Just like Social Security, a national heath care system is intended for everyone. Funny how people balk at “socialism” yet these are the very same individuals who fully support a national “Social Security” plan. Just like Social Security, a national health care system is intended as a “safety net” paid for by the public, for the public. Takes the “profiteers” out of the picture.
Taxpayers are currently paying $10 for an Aspirin under the current “private insurance” plan. Ever wonder why medicine was so much cheaper in Canada by comparison? … Answer: Taxpayers pay for health care and as such costs are monitored. There is accountability to the people. This is not occurring in the private heath care industry in the US. It is all about profit, not public accountability thus “costs” skyrocket and YOU the taxpayer pays, pays and pays more money until it becomes no longer affordable. This is exactly what is happening to taxpayers.
The “private health care” system doesn’t pay for people who are uninsured. Taxpayers do. When illegal immigrants go to a hospital for treatment, the treatment isn’t free. Some one pays. The difference here is that we have 41 million Americans who don’t have access to health care while illegal immigrants only need to walk into any hospital and get instant access to a wide variety of services at taxpayers expense. Anyone else see something wrong with that picture?
Might as well institute a national health care system. We are already paying for non citizens to use health care in this country. Why not include every American on that list too?

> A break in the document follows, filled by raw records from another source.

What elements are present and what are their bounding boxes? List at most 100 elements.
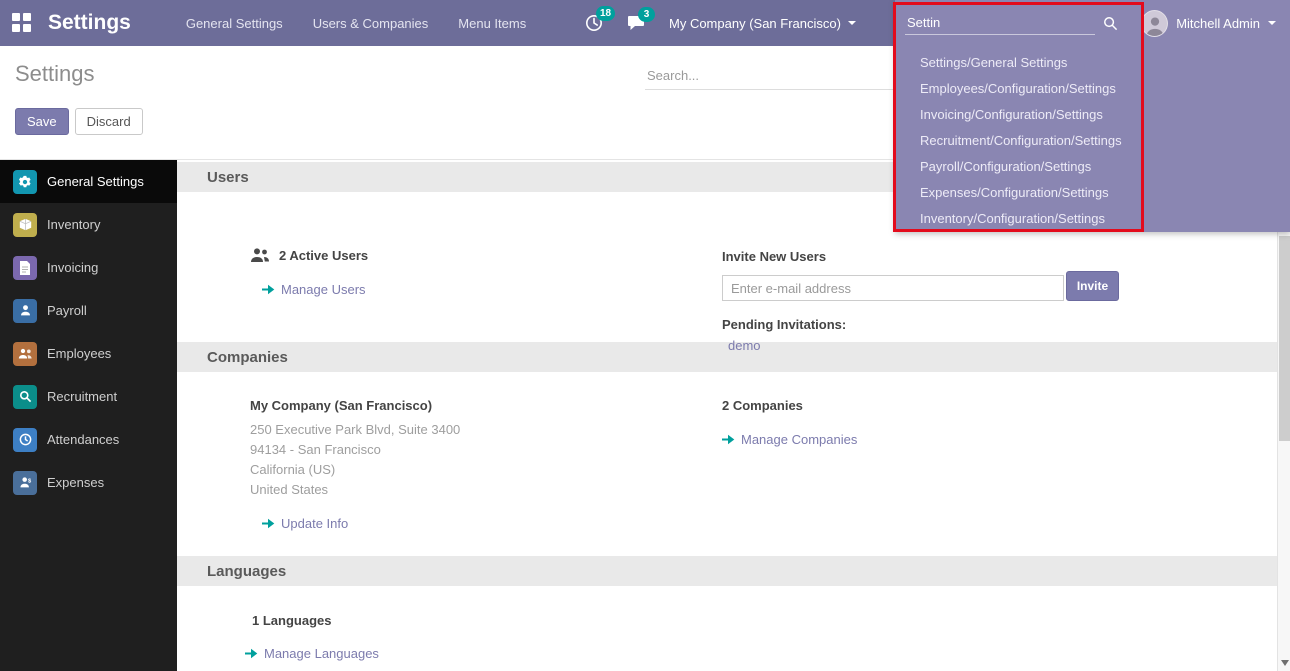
invite-new-users-title: Invite New Users — [722, 249, 826, 264]
search-result-item[interactable]: Settings/General Settings — [895, 50, 1145, 76]
manage-users-link[interactable]: Manage Users — [262, 282, 366, 297]
companies-count: 2 Companies — [722, 398, 803, 413]
update-info-link[interactable]: Update Info — [262, 516, 348, 531]
section-languages: 1 Languages Manage Languages — [177, 586, 1277, 671]
languages-count: 1 Languages — [252, 613, 331, 628]
message-count-badge: 3 — [638, 7, 655, 22]
manage-languages-label: Manage Languages — [264, 646, 379, 661]
invite-button[interactable]: Invite — [1066, 271, 1119, 301]
section-title: Users — [207, 169, 249, 186]
address-line: 94134 - San Francisco — [250, 440, 460, 460]
sidebar-item-employees[interactable]: Employees — [0, 332, 177, 375]
sidebar-item-label: Payroll — [47, 303, 87, 318]
menu-general-settings[interactable]: General Settings — [186, 16, 283, 31]
page-title: Settings — [15, 61, 95, 87]
sidebar-item-label: Inventory — [47, 217, 100, 232]
app-title[interactable]: Settings — [48, 11, 131, 35]
employees-people-icon — [13, 342, 37, 366]
navbar-menu: General Settings Users & Companies Menu … — [186, 16, 526, 31]
search-result-item[interactable]: Recruitment/Configuration/Settings — [895, 128, 1145, 154]
user-menu[interactable]: Mitchell Admin — [1141, 0, 1290, 46]
company-address: 250 Executive Park Blvd, Suite 3400 9413… — [250, 420, 460, 500]
section-companies: My Company (San Francisco) 250 Executive… — [177, 372, 1277, 556]
apps-grid-dot — [23, 13, 31, 21]
update-info-label: Update Info — [281, 516, 348, 531]
control-panel-buttons: Save Discard — [15, 108, 143, 135]
search-result-item[interactable]: Invoicing/Configuration/Settings — [895, 102, 1145, 128]
section-title: Languages — [207, 563, 286, 580]
apps-grid-dot — [23, 24, 31, 32]
company-switcher[interactable]: My Company (San Francisco) — [669, 16, 856, 31]
search-result-item[interactable]: Payroll/Configuration/Settings — [895, 154, 1145, 180]
action-arrow-icon — [722, 434, 735, 445]
activity-count-badge: 18 — [596, 6, 615, 21]
gear-icon — [13, 170, 37, 194]
discard-button[interactable]: Discard — [75, 108, 143, 135]
manage-users-label: Manage Users — [281, 282, 366, 297]
sidebar-item-label: Expenses — [47, 475, 104, 490]
sidebar-item-inventory[interactable]: Inventory — [0, 203, 177, 246]
sidebar-item-invoicing[interactable]: Invoicing — [0, 246, 177, 289]
vertical-scrollbar[interactable] — [1277, 160, 1290, 671]
avatar-person-icon — [1144, 14, 1166, 36]
manage-companies-label: Manage Companies — [741, 432, 857, 447]
action-arrow-icon — [245, 648, 258, 659]
menu-search-input[interactable] — [905, 11, 1095, 35]
invoice-document-icon — [13, 256, 37, 280]
manage-languages-link[interactable]: Manage Languages — [245, 646, 379, 661]
search-icon[interactable] — [1103, 16, 1118, 31]
menu-menu-items[interactable]: Menu Items — [458, 16, 526, 31]
invite-email-field[interactable] — [722, 275, 1064, 301]
action-arrow-icon — [262, 518, 275, 529]
scrollbar-thumb[interactable] — [1279, 236, 1290, 441]
sidebar-item-recruitment[interactable]: Recruitment — [0, 375, 177, 418]
messages-icon[interactable]: 3 — [627, 15, 645, 31]
search-result-item[interactable]: Expenses/Configuration/Settings — [895, 180, 1145, 206]
sidebar-item-payroll[interactable]: Payroll — [0, 289, 177, 332]
sidebar-item-label: General Settings — [47, 174, 144, 189]
settings-form: Users 2 Active Users Manage Users Invite… — [177, 160, 1277, 671]
active-users-count: 2 Active Users — [279, 248, 368, 263]
menu-search-results: Settings/General Settings Employees/Conf… — [895, 50, 1145, 232]
payroll-person-icon — [13, 299, 37, 323]
avatar — [1141, 10, 1168, 37]
sidebar-item-general-settings[interactable]: General Settings — [0, 160, 177, 203]
address-line: United States — [250, 480, 460, 500]
systray: 18 3 My Company (San Francisco) — [585, 0, 856, 46]
save-button[interactable]: Save — [15, 108, 69, 135]
attendances-clock-icon — [13, 428, 37, 452]
action-arrow-icon — [262, 284, 275, 295]
address-line: 250 Executive Park Blvd, Suite 3400 — [250, 420, 460, 440]
menu-users-companies[interactable]: Users & Companies — [313, 16, 429, 31]
search-result-item[interactable]: Inventory/Configuration/Settings — [895, 206, 1145, 232]
apps-grid-dot — [12, 13, 20, 21]
sidebar-item-label: Recruitment — [47, 389, 117, 404]
menu-search-box — [905, 0, 1155, 46]
activities-clock-icon[interactable]: 18 — [585, 14, 603, 32]
sidebar-item-attendances[interactable]: Attendances — [0, 418, 177, 461]
inventory-box-icon — [13, 213, 37, 237]
apps-grid-dot — [12, 24, 20, 32]
triangle-down-icon — [1281, 660, 1289, 666]
scrollbar-down-button[interactable] — [1278, 657, 1290, 669]
company-name: My Company (San Francisco) — [669, 16, 841, 31]
search-result-item[interactable]: Employees/Configuration/Settings — [895, 76, 1145, 102]
sidebar-item-label: Invoicing — [47, 260, 98, 275]
section-header-languages: Languages — [177, 556, 1277, 586]
settings-sidebar: General Settings Inventory Invoicing Pay… — [0, 160, 177, 671]
active-users: 2 Active Users — [250, 247, 368, 263]
user-name: Mitchell Admin — [1176, 16, 1260, 31]
command-search-dropdown: Settings/General Settings Employees/Conf… — [895, 0, 1290, 232]
expenses-person-icon: $ — [13, 471, 37, 495]
chevron-down-icon — [848, 21, 856, 25]
sidebar-item-expenses[interactable]: $ Expenses — [0, 461, 177, 504]
pending-invitation-demo-link[interactable]: demo — [728, 338, 761, 353]
users-group-icon — [250, 247, 270, 263]
address-line: California (US) — [250, 460, 460, 480]
apps-grid-icon[interactable] — [12, 13, 32, 33]
company-name: My Company (San Francisco) — [250, 398, 432, 413]
svg-text:$: $ — [27, 479, 31, 485]
sidebar-item-label: Employees — [47, 346, 111, 361]
manage-companies-link[interactable]: Manage Companies — [722, 432, 857, 447]
section-header-companies: Companies — [177, 342, 1277, 372]
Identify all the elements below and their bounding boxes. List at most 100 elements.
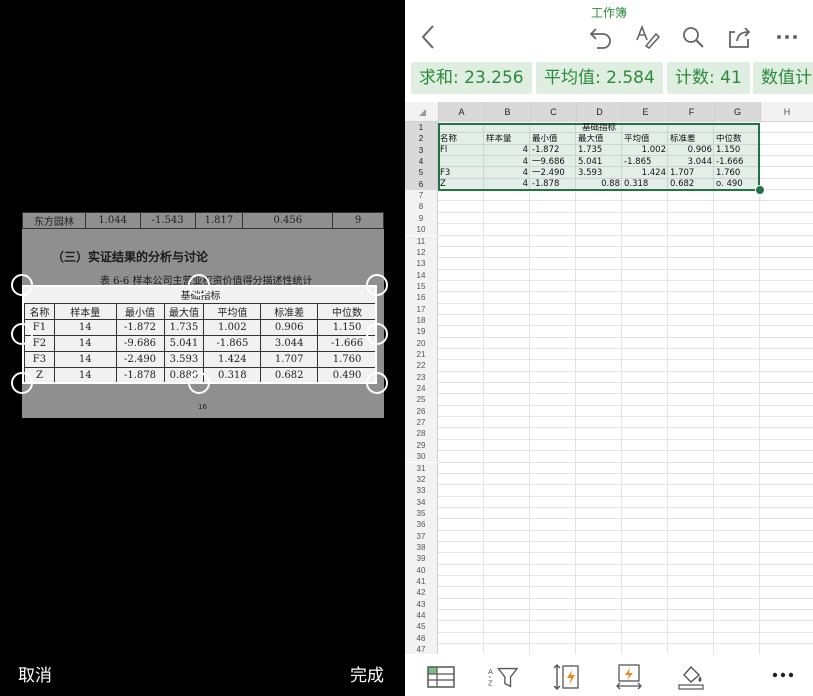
average-stat[interactable]: 平均值: 2.584: [536, 62, 663, 94]
row-header[interactable]: 26: [405, 405, 438, 418]
row-header[interactable]: 12: [405, 246, 438, 259]
share-icon[interactable]: [725, 22, 755, 52]
row-header[interactable]: 13: [405, 258, 438, 270]
row-header[interactable]: 5: [405, 167, 438, 179]
row-header[interactable]: 22: [405, 360, 438, 372]
row-header[interactable]: 29: [405, 439, 438, 452]
done-button[interactable]: 完成: [350, 661, 384, 686]
more-icon[interactable]: [772, 22, 802, 52]
row-header[interactable]: 17: [405, 303, 438, 315]
crop-handle-top-middle[interactable]: [188, 274, 210, 296]
row-header[interactable]: 9: [405, 212, 438, 225]
cell-f3[interactable]: 0.906: [668, 145, 714, 156]
flash-fill-icon[interactable]: [551, 662, 583, 692]
cell-d2[interactable]: 最大值: [576, 134, 622, 145]
column-header-a[interactable]: A: [438, 102, 484, 122]
row-header[interactable]: 33: [405, 485, 438, 497]
row-header[interactable]: 2: [405, 133, 438, 145]
row-header[interactable]: 10: [405, 224, 438, 236]
fill-color-icon[interactable]: [675, 662, 707, 692]
row-header[interactable]: 20: [405, 337, 438, 349]
cell-d4[interactable]: 5.041: [576, 157, 622, 168]
cell-g5[interactable]: 1.760: [714, 168, 760, 179]
cell-f6[interactable]: 0.682: [668, 179, 714, 190]
row-header[interactable]: 8: [405, 201, 438, 213]
row-header[interactable]: 6: [405, 178, 438, 191]
cell-a2[interactable]: 名称: [438, 134, 484, 145]
cell-d1[interactable]: 基础指标: [576, 123, 622, 134]
autofit-icon[interactable]: [613, 662, 645, 692]
sum-stat[interactable]: 求和: 23.256: [411, 62, 532, 94]
cell-e2[interactable]: 平均值: [622, 134, 668, 145]
row-header[interactable]: 40: [405, 564, 438, 576]
cell-b6[interactable]: 4: [484, 179, 530, 190]
select-all-corner[interactable]: [405, 102, 438, 122]
search-icon[interactable]: [678, 22, 708, 52]
crop-handle-top-left[interactable]: [11, 274, 33, 296]
column-header-b[interactable]: B: [484, 102, 530, 122]
cell-b3[interactable]: 4: [484, 145, 530, 156]
cell-d5[interactable]: 3.593: [576, 168, 622, 179]
row-header[interactable]: 32: [405, 473, 438, 486]
cell-f5[interactable]: 1.707: [668, 168, 714, 179]
count-stat[interactable]: 计数: 41: [667, 62, 750, 94]
row-header[interactable]: 4: [405, 156, 438, 168]
cell-b4[interactable]: 4: [484, 157, 530, 168]
crop-handle-bottom-left[interactable]: [11, 372, 33, 394]
cell-grid[interactable]: [438, 122, 813, 654]
table-icon[interactable]: [425, 662, 457, 692]
row-header[interactable]: 3: [405, 144, 438, 157]
row-header[interactable]: 25: [405, 394, 438, 406]
row-header[interactable]: 24: [405, 383, 438, 395]
format-text-icon[interactable]: [633, 22, 663, 52]
cell-e4[interactable]: -1.865: [622, 157, 668, 168]
row-header[interactable]: 42: [405, 587, 438, 599]
cell-b2[interactable]: 样本量: [484, 134, 530, 145]
cell-f2[interactable]: 标准差: [668, 134, 714, 145]
crop-handle-right-middle[interactable]: [366, 323, 388, 345]
row-header[interactable]: 15: [405, 280, 438, 293]
numeric-count-stat[interactable]: 数值计: [753, 62, 813, 94]
cell-a6[interactable]: Z: [438, 179, 484, 190]
cell-e5[interactable]: 1.424: [622, 168, 668, 179]
column-header-h[interactable]: H: [760, 102, 813, 122]
column-header-g[interactable]: G: [714, 102, 760, 122]
row-header[interactable]: 47: [405, 644, 438, 654]
cell-c6[interactable]: -1.878: [530, 179, 576, 190]
cell-a5[interactable]: F3: [438, 168, 484, 179]
row-header[interactable]: 31: [405, 462, 438, 474]
spreadsheet-grid[interactable]: A B C D E F G H 1 2 3 4 5 6 7 8 9 10 11 12 13 14 15 16 1…: [405, 102, 813, 654]
row-header[interactable]: 7: [405, 190, 438, 202]
column-header-e[interactable]: E: [622, 102, 668, 122]
column-header-d[interactable]: D: [576, 102, 622, 122]
cell-g3[interactable]: 1.150: [714, 145, 760, 156]
column-header-f[interactable]: F: [668, 102, 714, 122]
crop-handle-bottom-right[interactable]: [366, 372, 388, 394]
cell-c3[interactable]: -1.872: [530, 145, 576, 156]
row-header[interactable]: 34: [405, 496, 438, 508]
row-header[interactable]: 28: [405, 428, 438, 440]
row-header[interactable]: 1: [405, 122, 438, 134]
cell-c5[interactable]: 一2.490: [530, 168, 576, 179]
row-header[interactable]: 43: [405, 598, 438, 611]
more-horizontal-icon[interactable]: [753, 654, 813, 696]
row-header[interactable]: 16: [405, 292, 438, 304]
crop-handle-top-right[interactable]: [366, 274, 388, 296]
back-icon[interactable]: [413, 22, 443, 52]
row-header[interactable]: 37: [405, 530, 438, 542]
row-header[interactable]: 38: [405, 541, 438, 554]
row-header[interactable]: 23: [405, 371, 438, 384]
cell-d3[interactable]: 1.735: [576, 145, 622, 156]
row-header[interactable]: 27: [405, 417, 438, 429]
cell-g4[interactable]: -1.666: [714, 157, 760, 168]
cell-g2[interactable]: 中位数: [714, 134, 760, 145]
sort-filter-icon[interactable]: AZ: [487, 662, 519, 692]
cancel-button[interactable]: 取消: [18, 661, 52, 686]
cell-f4[interactable]: 3.044: [668, 157, 714, 168]
crop-handle-left-middle[interactable]: [11, 323, 33, 345]
cell-e6[interactable]: 0.318: [622, 179, 668, 190]
row-header[interactable]: 46: [405, 632, 438, 645]
row-header[interactable]: 35: [405, 507, 438, 520]
cell-c4[interactable]: 一9.686: [530, 157, 576, 168]
row-header[interactable]: 11: [405, 235, 438, 247]
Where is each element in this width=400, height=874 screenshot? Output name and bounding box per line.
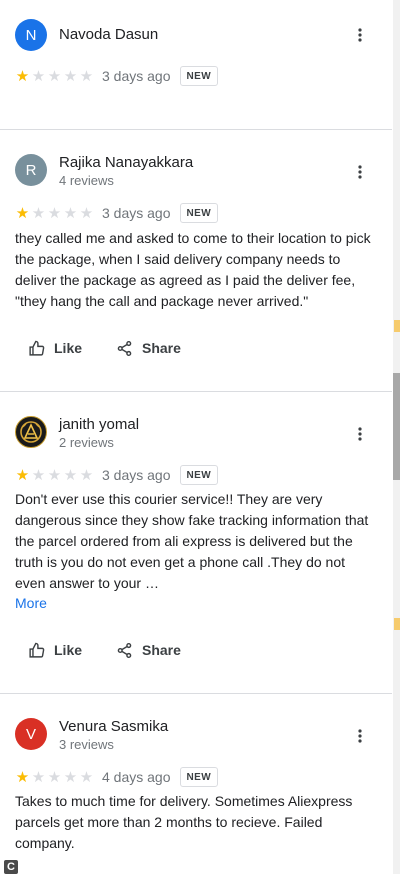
star-filled-icon: ★ (15, 66, 30, 85)
rating-row: ★ ★ ★ ★ ★ 3 days ago NEW (15, 465, 219, 485)
rating-row: ★ ★ ★ ★ ★ 4 days ago NEW (15, 767, 219, 787)
reviewer-avatar[interactable] (15, 416, 47, 448)
review-text: Don't ever use this courier service!! Th… (15, 491, 369, 591)
star-empty-icon: ★ (63, 203, 78, 222)
share-label: Share (142, 642, 181, 658)
like-button[interactable]: Like (28, 336, 82, 360)
share-label: Share (142, 340, 181, 356)
reviewer-avatar[interactable]: R (15, 154, 47, 186)
more-options-icon[interactable] (350, 424, 370, 444)
avatar-initial: V (25, 725, 36, 743)
reviewer-review-count[interactable]: 3 reviews (59, 737, 114, 752)
star-empty-icon: ★ (63, 465, 78, 484)
share-icon (117, 642, 132, 658)
logo-emblem-icon (20, 421, 42, 443)
share-button[interactable]: Share (116, 638, 181, 662)
star-filled-icon: ★ (15, 465, 30, 484)
review-divider (0, 391, 392, 392)
more-options-icon[interactable] (350, 25, 370, 45)
reviewer-avatar[interactable]: N (15, 19, 47, 51)
share-button[interactable]: Share (116, 336, 181, 360)
avatar-initial: N (25, 26, 37, 44)
star-empty-icon: ★ (63, 66, 78, 85)
star-rating: ★ ★ ★ ★ ★ (15, 767, 94, 786)
reviewer-avatar[interactable]: V (15, 718, 47, 750)
star-filled-icon: ★ (15, 203, 30, 222)
star-empty-icon: ★ (63, 767, 78, 786)
star-rating: ★ ★ ★ ★ ★ (15, 465, 94, 484)
avatar-initial: R (25, 161, 37, 179)
star-rating: ★ ★ ★ ★ ★ (15, 66, 94, 85)
star-empty-icon: ★ (47, 66, 62, 85)
review-time: 3 days ago (102, 205, 171, 221)
app-corner-icon[interactable]: C (4, 860, 18, 874)
star-empty-icon: ★ (47, 203, 62, 222)
review-divider (0, 129, 392, 130)
like-label: Like (54, 642, 83, 658)
star-empty-icon: ★ (47, 767, 62, 786)
star-rating: ★ ★ ★ ★ ★ (15, 203, 94, 222)
review-divider (0, 693, 392, 694)
reviewer-name[interactable]: Rajika Nanayakkara (59, 154, 193, 171)
star-empty-icon: ★ (31, 66, 46, 85)
edge-marker (394, 320, 400, 332)
star-empty-icon: ★ (31, 465, 46, 484)
thumbs-up-icon (29, 642, 45, 658)
star-empty-icon: ★ (47, 465, 62, 484)
more-link[interactable]: More (15, 595, 47, 611)
review-text: Takes to much time for delivery. Sometim… (15, 793, 353, 851)
review-time: 4 days ago (102, 769, 171, 785)
star-empty-icon: ★ (31, 767, 46, 786)
new-badge: NEW (179, 465, 219, 485)
star-empty-icon: ★ (79, 465, 94, 484)
rating-row: ★ ★ ★ ★ ★ 3 days ago NEW (15, 66, 219, 86)
rating-row: ★ ★ ★ ★ ★ 3 days ago NEW (15, 203, 219, 223)
thumbs-up-icon (29, 340, 45, 356)
like-button[interactable]: Like (28, 638, 82, 662)
star-filled-icon: ★ (15, 767, 30, 786)
more-options-icon[interactable] (350, 162, 370, 182)
reviewer-review-count[interactable]: 4 reviews (59, 173, 114, 188)
star-empty-icon: ★ (79, 767, 94, 786)
edge-marker (394, 618, 400, 630)
star-empty-icon: ★ (79, 203, 94, 222)
review-time: 3 days ago (102, 68, 171, 84)
reviewer-name[interactable]: janith yomal (59, 416, 139, 433)
new-badge: NEW (179, 203, 219, 223)
like-label: Like (54, 340, 83, 356)
reviewer-review-count[interactable]: 2 reviews (59, 435, 114, 450)
review-text: they called me and asked to come to thei… (15, 230, 371, 309)
new-badge: NEW (179, 66, 219, 86)
more-options-icon[interactable] (350, 726, 370, 746)
new-badge: NEW (179, 767, 219, 787)
reviewer-name[interactable]: Venura Sasmika (59, 718, 168, 735)
star-empty-icon: ★ (31, 203, 46, 222)
review-time: 3 days ago (102, 467, 171, 483)
scrollbar-thumb[interactable] (393, 373, 400, 480)
star-empty-icon: ★ (79, 66, 94, 85)
share-icon (117, 340, 132, 356)
reviewer-name[interactable]: Navoda Dasun (59, 26, 158, 43)
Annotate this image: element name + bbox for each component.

Most people don’t really understand the issues. I think they vote on things based on the kind of car someone drives or the color of someone’s tie.
The fact is. We have 41 million Americans with any “access” to health care. Yes, “access.” In a country like the United States we have 41 million citizens who cannot get medical treatment because they are not covered. That’s a real problem and even if the proposed solution isn’t perfect, “ANY” solution is better than getting nothing at all.
I’lll be glad to wait in line because it’s much better than being sick at home with no money and nowhere to turn for help.
The most important point is that we will probably have to start at the state level, just as Canada started at the provinical level and just as we did with social security. Six states had passed social security before we got it passed on the national level. If we had a Lyndon Johnson and no war around his neck, we probably could get it done on the national level, and could have fun replacing some Republicans and blue-dog Dems next year, but we don’t. We need to focus our attention on the people we are electing to state legislative bodies; if they won’t support single-payer, we don’t support them. Pay attention to both Maine and Colorado —- Massachusetts came so close, but the opposition was fierce and well-funded. Maybe the next governor’s race in California will rest on this issue. By the time we get six states or more, maybe we will have learned to quit electing centrist Dems.